本書は、医療現場の最前線で「トラウマ」と「発達障害」に対応する小野真樹Dr.による解説書です。ストレス/トラウマの深刻さに応じてモードが変わる脳システムや、トラウマ事後の脳が長期異常状態になり続ける理由、トラウマ(PTSD)への大きなアプローチ方針などを、俯瞰して解説します。


ここ最近10年間で、発達障害という言葉は広く知られました。しかし、発達障害とトラウマは密接した関係にあります。発達障害とトラウマは、似たような症状になって現れ、お互いに影響し合う事すらあります。また、ストレスフルな日本社会で、うつ病を発症する過程で受けた大ストレスがトラウマとなり、復帰後もフラッシュバックが起き続けている方は、珍しくない筈です。過去の辛い体験を、ふとしたことで思い出して再体験し続ける状況が、毎日エンドレスで続きます。

今後の精神医療は、トラウマ治療を抜きにしては語れません。発達障害者の多くは、トラウマを内在しています。うつ病を経験した方は、その過程の中で無意識であっても、トラウマを負っている可能性があります。深刻なトラウマは、偏った考え方やフラッシュバックなど、日々の生活に影響を及ぼし、当人の生き方をネガティブなものにしていきます。PTSDトラウマの治療法は幾つか出て来ているが、正式な保険診療として実際に適用されるものは、まだまだ少ないのが実態です。
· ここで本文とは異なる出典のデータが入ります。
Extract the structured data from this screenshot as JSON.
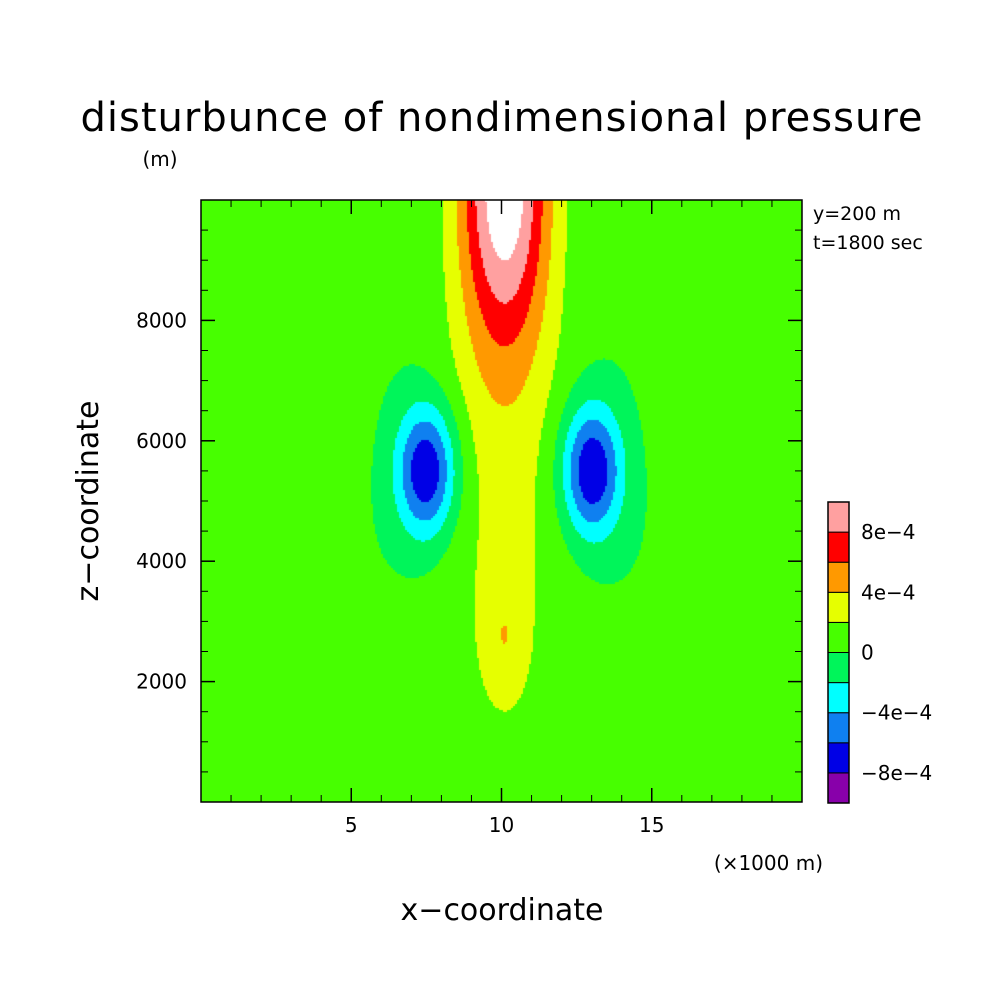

現時点でトラウマに対処する為には、自助努力が必要です。薬では、トラウマを除去することは出来ず、その症状を一時的に緩和するだけです。対処法を自分で探し、専門家に対処を依頼するか、セルフケアが必要になります。その為には、トラウマの原理原則を理解する事が必須です。より具体的には、脳の仕組みを理解することが必須です。脳の原理原則が分かれば、試行錯誤を繰り返さずとも、自身に合った対処法へ効率的に辿り着けます。対処法の幾つかは、このnoteでも紹介していきます。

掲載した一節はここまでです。